A judge has ordered former Conseco Inc. chief executive Steve Hilbert and his family trusts to return $62.7 million plus interest to Conseco Services, a Conseco subsidiary, according to the Associated Press.
Last year, the company filed lawsuits seeking to recover a total of $670 million in stock-related loans from Hilbert, who left the company in 2000, and 10 other former directors and officers, according to AP. Such loans are now prohibited under Sarbanes-Oxley, which was passed in 2002.
The refund is reportedly the amount of interest owed on $162 million that the Conseco co-founder and his family trusts borrowed to buy shares of the insurer.
Conseco had filed for Chapter 11 in 2002, crumbling under the weight of some $6.5 billion in debt. Before it emerged from bankruptcy in September 2003, the company said that nearly 300 employees did not need to repay the money they borrowed from it. At that time, however, the company also promised to retrieve the debt owed by Hilbert and the 10 other directors and officers, the AP elaborated.
The court ruling also permits the company to foreclose on Hilbert 25,000-square-foot French-style Carmel, Ind. mansion. If the judge’s ruling stands, the mansion would be auctioned off in a sheriff’s sale, according to the wire service. Conseco Services reportedly holds one of the home’s mortgages for $19.4 million.

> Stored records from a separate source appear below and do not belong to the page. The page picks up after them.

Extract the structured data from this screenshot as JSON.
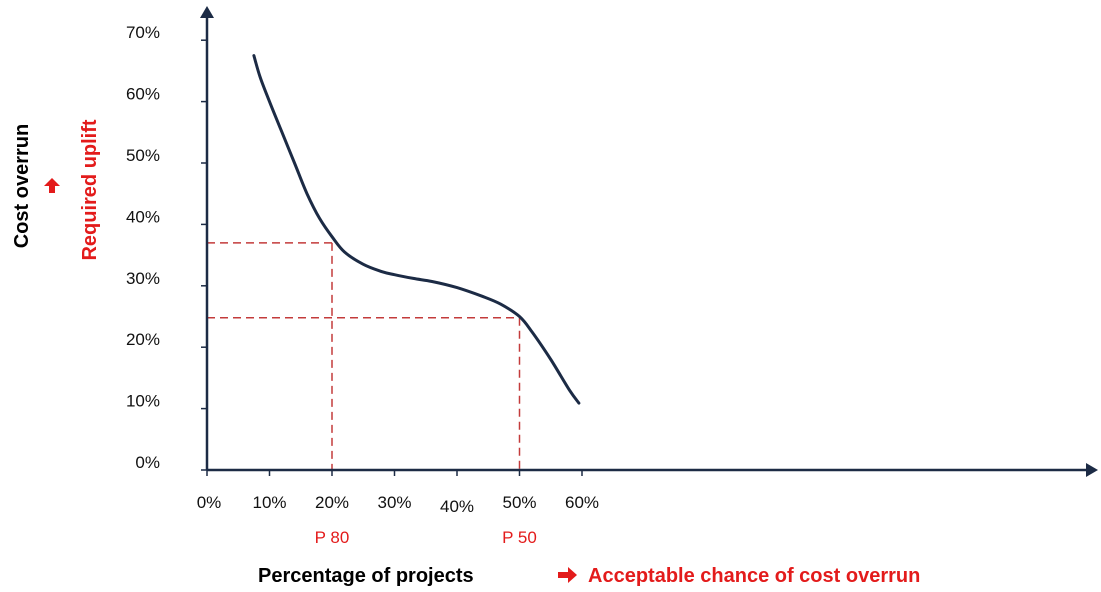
{
  "chart_data": {
    "type": "line",
    "x_ticks": [
      "0%",
      "10%",
      "20%",
      "30%",
      "40%",
      "50%",
      "60%"
    ],
    "y_ticks": [
      "0%",
      "10%",
      "20%",
      "30%",
      "40%",
      "50%",
      "60%",
      "70%"
    ],
    "xlim": [
      0,
      65
    ],
    "ylim": [
      0,
      72
    ],
    "series": [
      {
        "color": "#1c2b45",
        "x": [
          7.5,
          8.5,
          10,
          12,
          14,
          16,
          18,
          20,
          22,
          25,
          28,
          30,
          33,
          36,
          40,
          44,
          47,
          50,
          52,
          55,
          58,
          59.5
        ],
        "y": [
          67.5,
          64,
          60,
          55,
          50,
          45,
          41,
          38,
          35.5,
          33.5,
          32.3,
          31.8,
          31.2,
          30.7,
          29.7,
          28.3,
          27,
          25,
          22.5,
          18,
          13,
          10.9
        ]
      }
    ],
    "reference_lines": [
      {
        "x": 20,
        "y": 37,
        "color": "#c33b3b"
      },
      {
        "x": 50,
        "y": 24.8,
        "color": "#c33b3b"
      }
    ],
    "x_annotations": [
      {
        "x": 20,
        "text": "P 80"
      },
      {
        "x": 50,
        "text": "P 50"
      }
    ],
    "xlabel": "Percentage of projects",
    "xlabel_secondary": "Acceptable chance of cost overrun",
    "ylabel": "Cost overrun",
    "ylabel_secondary": "Required uplift",
    "grid": false,
    "accent_color": "#e31b1b",
    "axis_color": "#1c2b45"
  }
}
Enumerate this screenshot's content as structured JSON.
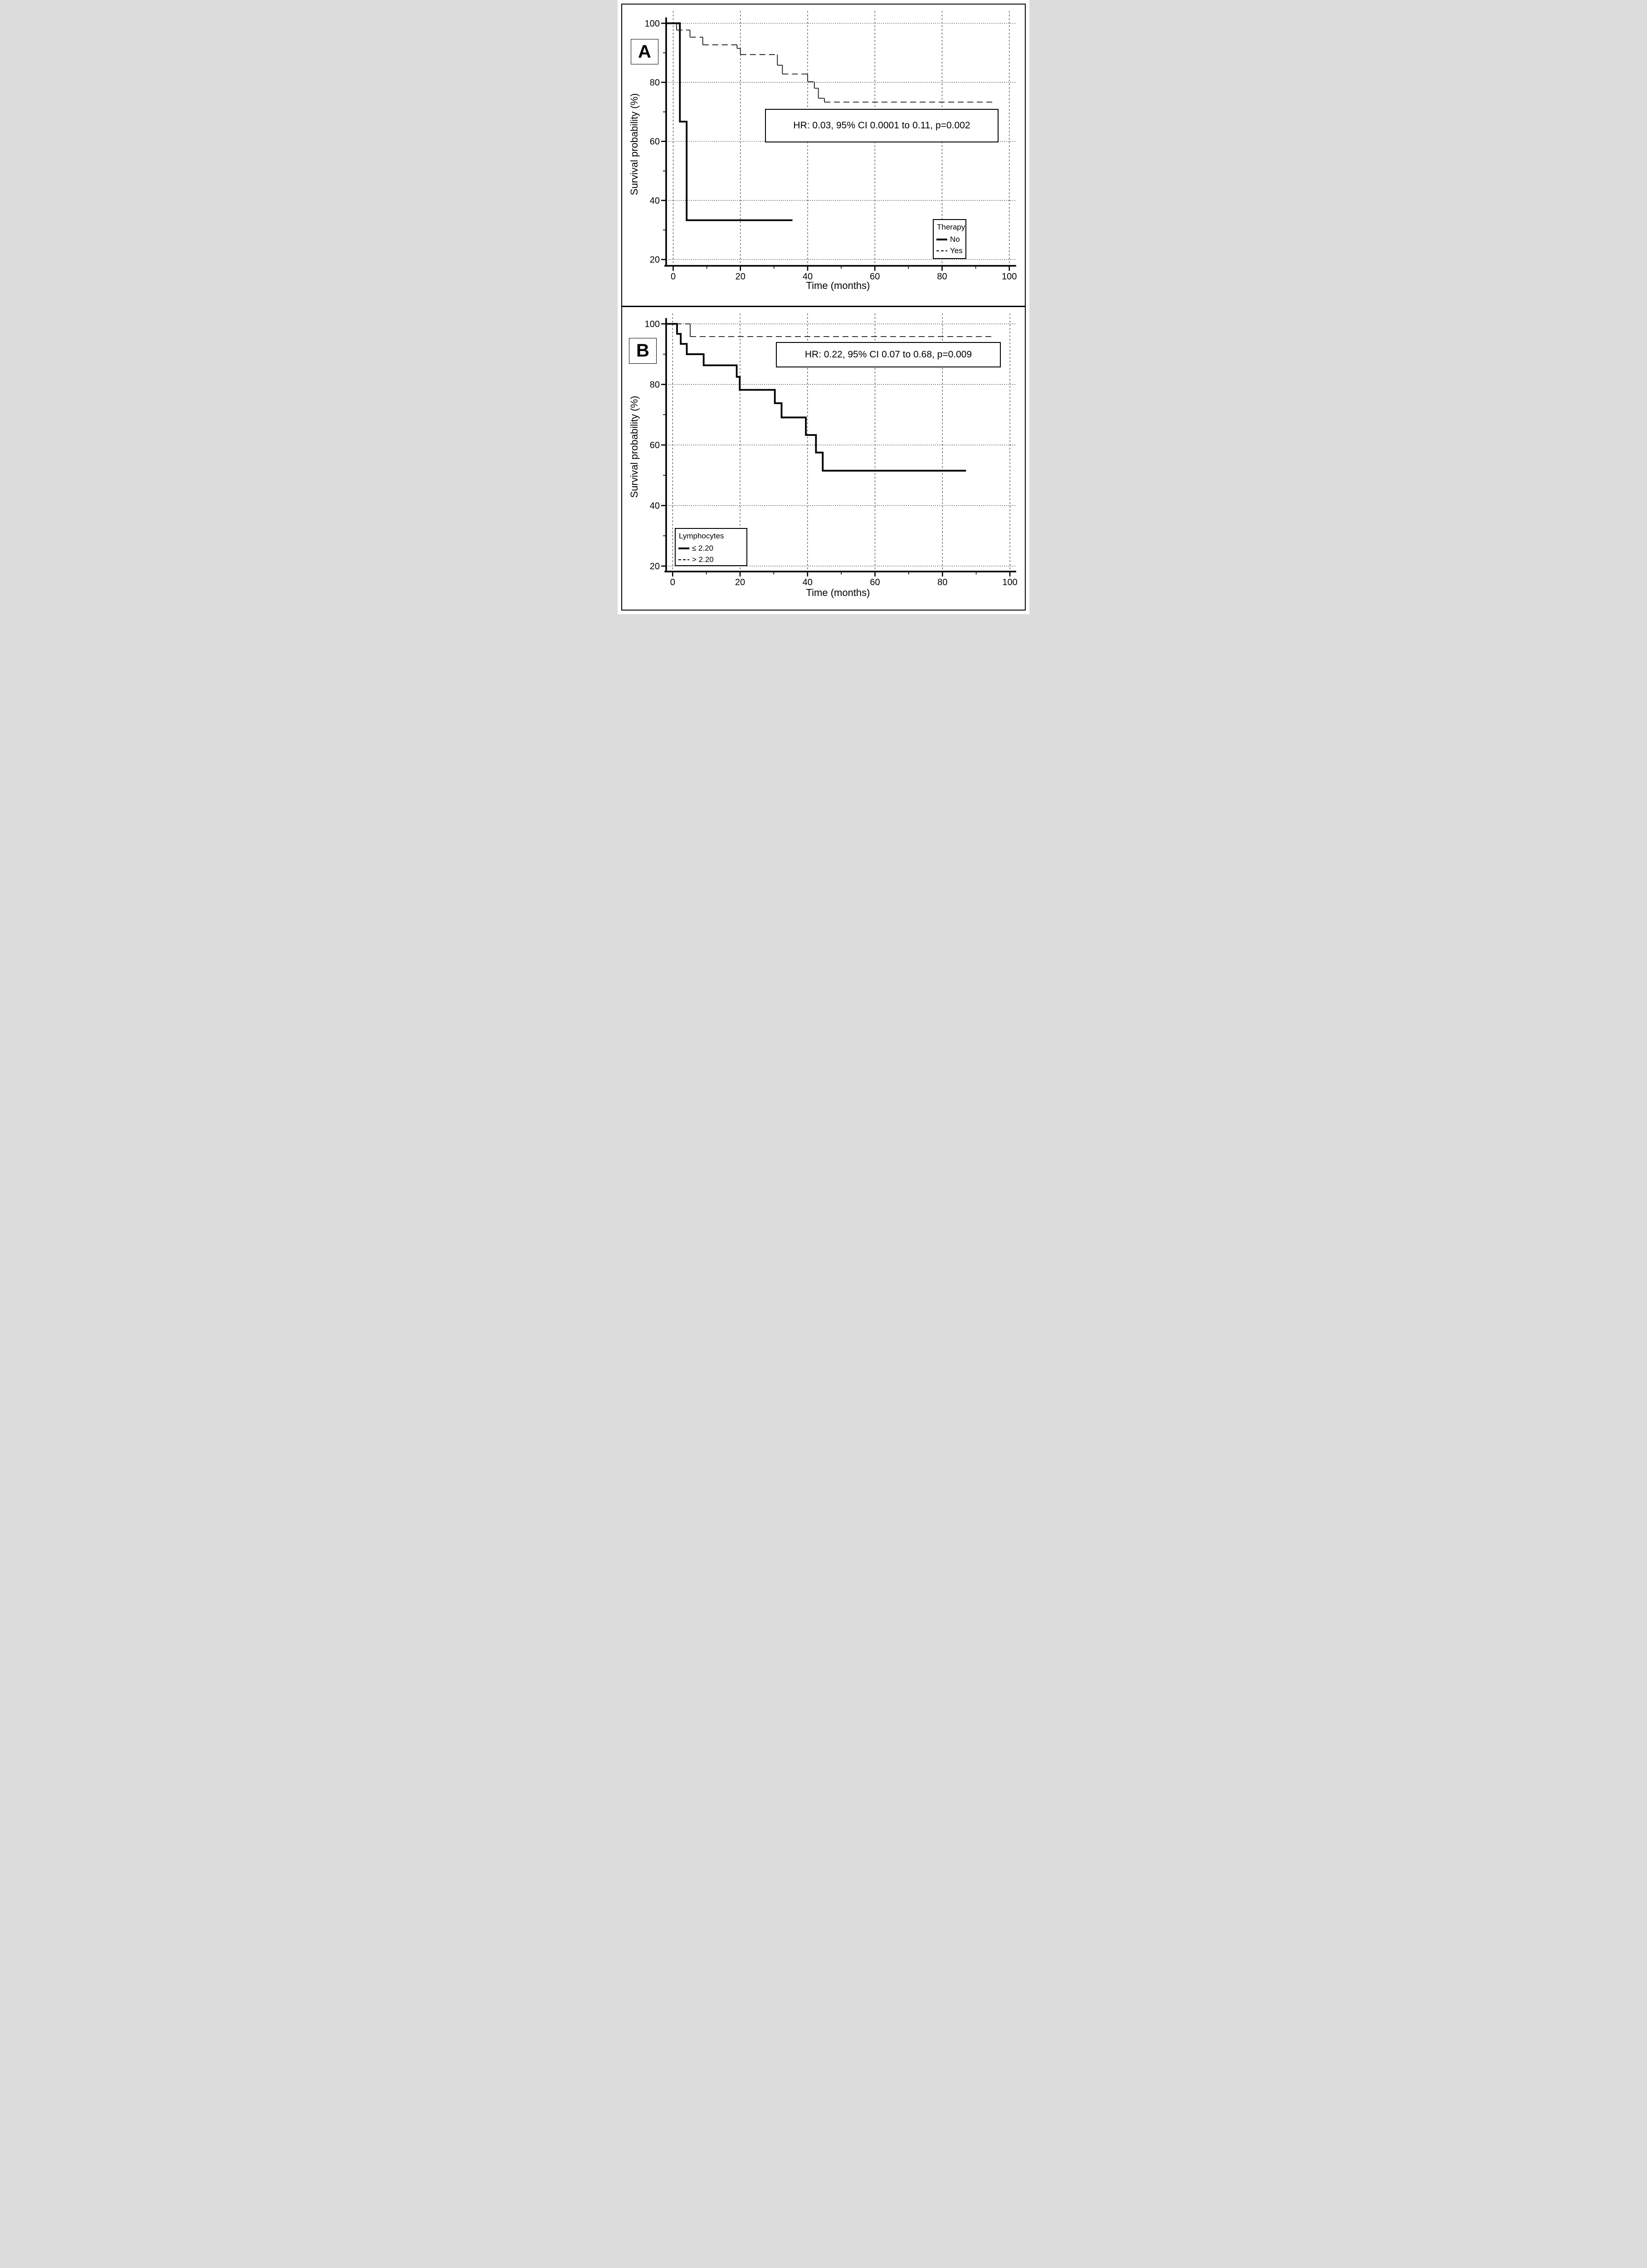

“While I am obviously disappointed in the decisions, I remain confident in our arguments as presented in court,” Hilbert said in a press release. “My lawyers are drafting an appeal and will be filing it as soon as possible.”
David Kleiman of Dann Pecar, one of two lead attorneys, added in the press release: “Our case is sound and we believe we have compelling arguments that the loans in question should be drastically reduced, if not eliminated entirely.”
The judge’s ruling seems likely to embolden the growing number of companies, boards, and shareholders currently seeking the refunds of bonuses made to former executives whose companies later were forced to restate their results because accounting irregularities during the executives’ tenure.
One recent example of a company seeking refunds from former officials is Nortel Networks. Other companies, like Coca-Cola and Dynegy, have successfully scaled back severance payments to former executives.